Anyway that's not what I want to talk about today, I want to talk about The Iliad in about three paragraphs.
Firstly the hero Achilles is mostly absent- he's sulking on a beach. I'm not sure when he might appear in full flourish, but hats off to the poet (Homer) who keeps the main guy out of the action for as far as I've got (half way). The main text is unrelenting carnage, describing in about three brutal deaths per page (the 'well aggrieved') Greeks attempt to sack Troy. It's a bit like a description of the Grand National, nobody falls without a description of how and why. Maybe all wars should be described like this, but they are not.
It's a clever three way plot, for Achilles, whilst he's on the beach with the Greeks, has fallen out bitterly with Agamemnon, the leader, and has refused to fight against the Trojans. Since Achilles is half god, he's got the ear of his mother to persuade God of all Gods Zeus to go against Agamemnon with the Trojans, so I believe the Trojans are supposed to win, but I'm not at all sure right now, for the mansion of the Gods is a bit like the set of Eastenders, they seem endlessly plotting against each other and Zeus is always pissed off with them.

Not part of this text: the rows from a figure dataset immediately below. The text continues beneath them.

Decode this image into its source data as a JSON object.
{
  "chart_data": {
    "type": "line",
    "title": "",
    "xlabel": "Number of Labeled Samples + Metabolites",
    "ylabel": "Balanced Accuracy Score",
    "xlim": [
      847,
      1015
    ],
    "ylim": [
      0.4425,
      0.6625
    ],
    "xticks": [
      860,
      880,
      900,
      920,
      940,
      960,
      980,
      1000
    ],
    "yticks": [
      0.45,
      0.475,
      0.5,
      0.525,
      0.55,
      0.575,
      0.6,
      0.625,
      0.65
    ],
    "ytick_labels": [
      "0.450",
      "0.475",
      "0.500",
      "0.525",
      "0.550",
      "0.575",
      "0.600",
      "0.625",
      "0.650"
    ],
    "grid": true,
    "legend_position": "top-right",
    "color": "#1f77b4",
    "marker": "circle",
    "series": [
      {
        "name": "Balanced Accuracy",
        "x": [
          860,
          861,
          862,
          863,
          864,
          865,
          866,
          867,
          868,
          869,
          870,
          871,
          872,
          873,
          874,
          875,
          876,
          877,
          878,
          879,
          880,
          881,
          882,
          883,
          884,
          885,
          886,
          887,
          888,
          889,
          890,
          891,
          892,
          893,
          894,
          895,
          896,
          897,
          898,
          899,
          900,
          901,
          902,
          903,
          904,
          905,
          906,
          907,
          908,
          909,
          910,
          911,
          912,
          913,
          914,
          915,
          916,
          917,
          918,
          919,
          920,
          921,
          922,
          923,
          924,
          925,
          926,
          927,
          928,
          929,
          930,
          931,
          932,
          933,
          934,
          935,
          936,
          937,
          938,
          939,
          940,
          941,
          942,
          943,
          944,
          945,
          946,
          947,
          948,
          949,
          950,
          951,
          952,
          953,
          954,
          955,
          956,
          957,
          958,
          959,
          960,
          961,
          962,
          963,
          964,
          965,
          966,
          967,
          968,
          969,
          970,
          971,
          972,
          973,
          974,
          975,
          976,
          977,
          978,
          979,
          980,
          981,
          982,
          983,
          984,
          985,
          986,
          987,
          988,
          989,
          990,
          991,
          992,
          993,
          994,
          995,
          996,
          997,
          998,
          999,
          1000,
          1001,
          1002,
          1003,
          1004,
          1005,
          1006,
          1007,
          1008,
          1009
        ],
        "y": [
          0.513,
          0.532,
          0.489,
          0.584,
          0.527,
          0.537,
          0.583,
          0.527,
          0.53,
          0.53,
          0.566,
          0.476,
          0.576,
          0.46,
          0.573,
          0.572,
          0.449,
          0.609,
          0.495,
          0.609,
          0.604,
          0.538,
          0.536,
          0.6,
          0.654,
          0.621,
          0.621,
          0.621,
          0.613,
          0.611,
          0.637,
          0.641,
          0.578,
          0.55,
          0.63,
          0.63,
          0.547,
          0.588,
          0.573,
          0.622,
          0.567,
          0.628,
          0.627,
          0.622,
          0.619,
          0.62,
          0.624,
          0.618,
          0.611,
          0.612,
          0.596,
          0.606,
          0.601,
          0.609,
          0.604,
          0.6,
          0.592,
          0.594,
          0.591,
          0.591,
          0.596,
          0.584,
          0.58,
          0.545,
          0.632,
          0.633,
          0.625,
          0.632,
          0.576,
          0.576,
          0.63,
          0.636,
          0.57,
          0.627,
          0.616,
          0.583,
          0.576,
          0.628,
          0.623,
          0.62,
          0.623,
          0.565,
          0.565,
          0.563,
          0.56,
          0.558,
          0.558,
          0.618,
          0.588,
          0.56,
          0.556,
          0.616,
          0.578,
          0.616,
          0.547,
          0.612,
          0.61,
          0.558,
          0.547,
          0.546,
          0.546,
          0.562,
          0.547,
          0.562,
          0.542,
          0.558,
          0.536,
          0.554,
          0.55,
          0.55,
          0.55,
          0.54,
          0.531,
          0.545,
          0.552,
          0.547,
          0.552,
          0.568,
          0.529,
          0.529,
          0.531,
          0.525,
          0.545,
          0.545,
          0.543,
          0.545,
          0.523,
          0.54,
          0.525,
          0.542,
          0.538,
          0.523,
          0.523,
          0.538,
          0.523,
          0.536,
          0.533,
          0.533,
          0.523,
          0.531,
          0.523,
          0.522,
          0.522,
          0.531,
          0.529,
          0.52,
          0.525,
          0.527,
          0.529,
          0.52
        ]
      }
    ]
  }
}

The reason Achilles and Agamemnon fall out is because Agamemnon stole his wife. There is a lot of this; the reason the Greeks are trying to sack Troy is because somebody stole somebody else's wife. We are also made acutely aware that the Ancient Greeks were a bunch of pirates, basically horse trading treasure acquired from others. In the battlefield they slay, then they pause to plunder the armour (CUT- plunder the armour- note it's precise qualities etc!)
They live on boats or in huts. There are well made huts but no architecture as yet. They cast their trophies (armour of the slayed) in to the trees to please the gods who are often duplicitously helping them whilst Zeus has passed out from having far too much sex with the duplicitous Hera (his wife). Aphrodite (her daughter) had unwittingly given Hera extra sexual powers so she could go and spice up the life of the grandparents 'down below' ( a most ancient inculcation of Viagra) but actually she used them on the old boy Zeus himself. When he wakes up he's going to be pissed.
The moral message? Well, so far, hero Achilles stands his moral (high) ground. That seems to be a good thing. Agamemnon, despite periodic feats of valour, vacillates- hence not doing so well in the heroic stakes. Probably Hector, superman of the Trojans, will meet his doom while Zeus sleeps it off. It is clear that for Homer it's best to know what you think and stick with it, even if you die (but kinda handy to have circumspection as well as invincible powers) because if you die that way you will be remembered by the poets well.
You can see that centuries on, this attitude has caused many problems, but I'll hang with it for now.
It's a terrific book, if relentless in death, and the girls just knit.